Ignoring the inherent subjectiveness of what “reasonable distribution” might be, you are absolutely right about what money supply increases do: “hurt lenders and [help] debtors.” Which is precisely why the Fed inflates the currency, because the federal government and its cronies are cochlea-deep in debt. What concerns me about your accurate assessment is that it seems you find this proper. That hurting lenders and helping debtors would be a worthy goal. Indeed, your next line seems to further imply this: “asset-price inflation creates positives (sic) wealth effects for those with assets and drastically negative wealth effects for those without.” If you are saying the Fed’s activity has helped the rich more than the poor, then I can only agree! But there are a couple of ways your logic fails.
First, that rich-poor contrast was not what your previous line on inflation’s intended effects was about. You reframed the argument in one deft sentence by claiming that the debtors are primarily poor and lenders are primarily rich. But while the rich may clearly be the lenders, the rich are also often the biggest debtors. The average person living paycheck-to-paycheck will worse feel the effect of the price increases as a result of inflation than the devaluation of his debt because his debt relative to the money supply is so small. On the other hand, the more debt one holds, the more one benefits from inflation.
Second, this hurting of lenders and helping of debtors, while superficially sating the left’s carnal redistributive desires to eat the rich, is actually not desirable since it would necessarily lead to fewer loans.

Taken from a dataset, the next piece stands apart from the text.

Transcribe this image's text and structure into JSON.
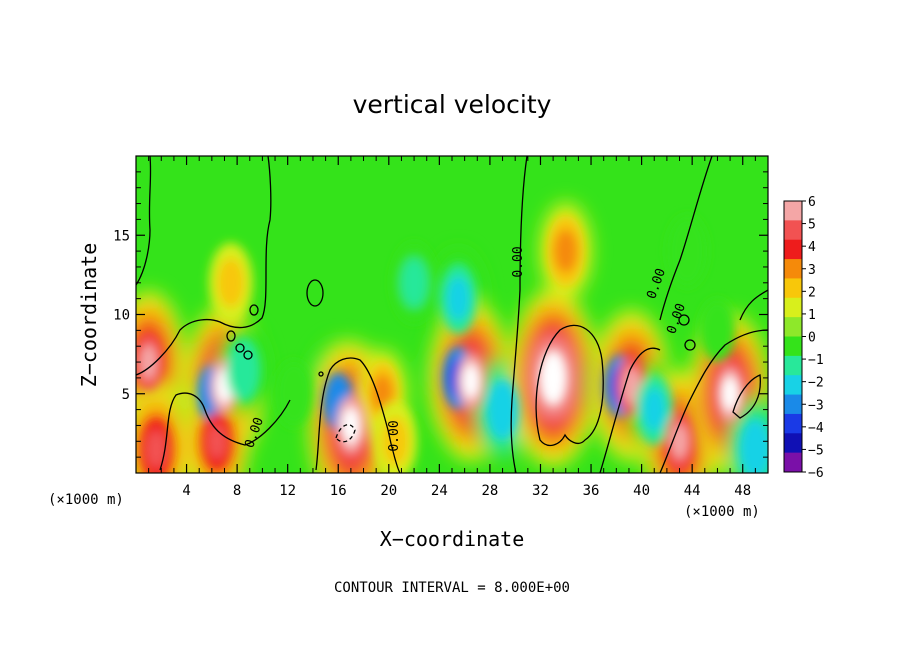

After all, if those who would lend would be punished for doing so, they would then not lend or charge greatly to offset their increased risk. And those most in need of a loan would pay the consequences. Why would you advocate for policies that would further keep the have-nots from what the haves have?
And now on to your solution: “Couple inflation with tax increases to distribute the inflated wealth more effectively.” So you want to increase the general money supply and also usurp portions of that supply to then return some of that devalued currency, as if they were yours to distribute to begin with, in a way you deem “more effectively,” which incidentally would not mean morally nor meritoriously since you would have taken without consent and through threat of violence from the lenders and producers to give to the debtors and whichever other population or cause you - but not necessarily millions of others who would otherwise voluntarily do so - deem worthy.
It’s comforting that you, Ben, and the boys have all the answers. All this freedom to decide what to do with my life and my property is so tiresome anyway. Choices are merely an obstacle to reaching utopia, aren’t they? With the nearly endless pauses for decisions to be made… Liberty is unhedged trouble. It is the serf with no worries who is the happiest of all! Freedom is slavery!